Taco Tuesday: 5 Reasons I Play The Secret World


It is Taco Tuesday, and that can only mean one thing: lists of things describing things. Before I dive deep, I want to preface this with a small note. I generally write the Taco Tuesday piece days, and often a week in advance. The timing of this Taco Tuesday appearing on the same day that Funcom announced layoffs is pure coincidence. So without further ado, here are my top five reasons for playing The Secret World.

Quests Are The Fourth Pillar

I like to think of The Secret World as succeeding where The Old Republic, in a way, failed. While the cutscenes in The Old Republic brought a level of immersion that isn’t normally seen in the MMO genre, it was little more than a gimmick. The personal story was always worth keeping up with, but the whole system was just a veil added on to hide the quest grinding required to level up. A veil that didn’t work all too great.

The Secret World follows the formula I’ve talked about with RuneScape: Quality over quantity. There are a much smaller selection of quests in The Secret World compared to your average MMO, but each quest presents a unique and interesting story with memorable characters and events.

My personally favorite quest so far is an impromptu tower defense that tasks the player with setting up area-of-effect traps at various roadblocks. Some traps would cause damage, others would stun, and some would slow movement, but it was ultimately up to the player to take charge of crowd control and ensure the traps weren’t destroyed. This quest was insanely difficult, because at the later stages your trap placement needs to be perfect, and there is a lot of trial and error in play.

Characters and Storytelling

Normally I couldn’t care less about characters in an MMO. The random NPCs in the world with generated names, standing idly and doing little more than repeating generic phrases, offering generic quests, and shouting random pop references and internet memes. They don’t excite me.

Luckily all of those generic people are dead in The Secret World and are likely roaming around as the faceless zombies whose heads you will smash in along the way. What small population has made it through the apocalypse are rife with things to say and tasks for you to accomplish. Every character you come across is unique and memorable, even if the creatures you fight are coupled into classes.

The Secret World has done what few others can accomplish: making the player want to know what is going on in the world, and actually interested in playing through quests for a reason other than gathering experience.

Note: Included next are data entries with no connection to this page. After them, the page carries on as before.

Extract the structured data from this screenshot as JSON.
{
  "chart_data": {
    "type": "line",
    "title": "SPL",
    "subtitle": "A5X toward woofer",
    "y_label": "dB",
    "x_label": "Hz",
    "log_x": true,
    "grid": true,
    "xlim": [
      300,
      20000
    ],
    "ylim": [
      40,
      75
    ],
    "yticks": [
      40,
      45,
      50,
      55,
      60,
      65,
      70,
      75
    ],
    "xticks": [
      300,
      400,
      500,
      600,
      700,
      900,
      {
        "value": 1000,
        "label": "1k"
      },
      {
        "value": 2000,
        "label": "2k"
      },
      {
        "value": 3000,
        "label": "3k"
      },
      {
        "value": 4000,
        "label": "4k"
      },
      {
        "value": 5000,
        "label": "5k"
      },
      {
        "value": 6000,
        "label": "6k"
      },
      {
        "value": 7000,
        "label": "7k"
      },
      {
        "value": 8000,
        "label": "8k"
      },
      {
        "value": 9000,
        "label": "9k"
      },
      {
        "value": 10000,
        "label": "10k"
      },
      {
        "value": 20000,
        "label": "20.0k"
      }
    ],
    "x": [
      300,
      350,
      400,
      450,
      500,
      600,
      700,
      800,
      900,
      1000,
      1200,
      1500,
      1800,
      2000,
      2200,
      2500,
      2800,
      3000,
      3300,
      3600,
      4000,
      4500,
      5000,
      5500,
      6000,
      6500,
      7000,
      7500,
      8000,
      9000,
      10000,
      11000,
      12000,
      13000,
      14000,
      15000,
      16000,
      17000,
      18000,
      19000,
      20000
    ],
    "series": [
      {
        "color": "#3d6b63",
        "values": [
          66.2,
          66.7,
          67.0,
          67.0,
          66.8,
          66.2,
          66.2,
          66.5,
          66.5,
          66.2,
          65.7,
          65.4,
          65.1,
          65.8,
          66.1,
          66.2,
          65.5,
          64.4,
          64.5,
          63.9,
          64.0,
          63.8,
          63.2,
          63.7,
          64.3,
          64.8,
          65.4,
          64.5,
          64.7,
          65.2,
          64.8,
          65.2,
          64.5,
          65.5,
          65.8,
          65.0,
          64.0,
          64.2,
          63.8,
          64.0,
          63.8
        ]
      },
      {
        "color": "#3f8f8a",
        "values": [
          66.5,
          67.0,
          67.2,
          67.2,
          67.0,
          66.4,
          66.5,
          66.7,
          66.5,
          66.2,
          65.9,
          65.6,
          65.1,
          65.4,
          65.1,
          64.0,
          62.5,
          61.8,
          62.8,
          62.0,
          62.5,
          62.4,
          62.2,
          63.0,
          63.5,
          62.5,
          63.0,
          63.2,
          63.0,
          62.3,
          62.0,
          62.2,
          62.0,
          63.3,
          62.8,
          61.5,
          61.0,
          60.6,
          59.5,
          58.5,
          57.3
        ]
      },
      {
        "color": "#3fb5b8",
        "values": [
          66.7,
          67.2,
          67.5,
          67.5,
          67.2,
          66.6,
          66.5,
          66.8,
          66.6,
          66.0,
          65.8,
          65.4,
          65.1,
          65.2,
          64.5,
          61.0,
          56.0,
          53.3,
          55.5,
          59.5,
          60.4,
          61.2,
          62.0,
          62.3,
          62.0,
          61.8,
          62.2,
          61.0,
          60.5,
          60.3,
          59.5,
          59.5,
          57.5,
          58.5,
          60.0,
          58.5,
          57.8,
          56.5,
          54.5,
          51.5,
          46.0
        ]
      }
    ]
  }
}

Combat Isn’t A Mindless Endeavor

This sounds terrible, and it is painfully true. The Secret World takes a more tactical approach to combat. Your stature and positioning is important when it comes to blocking or avoiding enemy attacks, and your more powerful attacks are mostly reliant on first inflicting status effects on your foe.

My chaos character is equipped to deal with almost any situation, from large crowds of mobs to single foes and boss characters in between. While the random nameless mobs employ your regular method of running in a straight line and attacking, the world is well populated with foes that require more finesse to defeat.

Indicators on the field require you to pay attention to combat, and just the fact that I can’t run through areas in a stupor watching Netflix places The Secret World on a level above a large number of its bedfellows.

Levelless Gameplay

I’m sure there are people who will dispute this as a negative aspect of The Secret World, but I see it as a positive. The idea that the world presented by Funcom is all about exploration is just encouraged by the fact that the game doesn’t herd you through zones. In level-based games, once you out-level a zone, you have to choose between dumping the story and moving on to the next area, or taking a hit in experience gain (and eventually a complete loss) in order to continue questing or exploring the entire map.

The Secret World sits somewhere between the very incremental increase in power that you receive in games like Darkfall or Mortal Online, and one level being the difference between getting your ass kicked and beating an NPC without breaking a sweat. So the game isn’t so much about making the transition from this powerless weakling into a demi-god able to bring down fire and rain, but rather about taking your character on a journey from the discovery of their new found powers into a position of comfort in the new world.

I Want To Play It

Easiest to point out, hardest to explain. The combination of everything that makes The Secret World fun and unique culminates in a game I just simply want to play. I always know that a game is going to keep my attention when, while writing the Why Aren’t You Playing, I keep having to pull myself out of gathering screenshots as an excuse to keep playing. I also know it will hold my attention if I have to turn off Netflix because I can’t pay attention to both at the same time.

So the factor of The Secret World coming on the edge of Funcom’s CEO departing and the company taking a massive hit in its stock value, admittedly Funcom’s next couple of quarterly finances concern me. Hopefully Funcom can bring in the revenue it needs to keep development going for The Secret World, and they are guaranteed to at least have my fifteen bucks a month.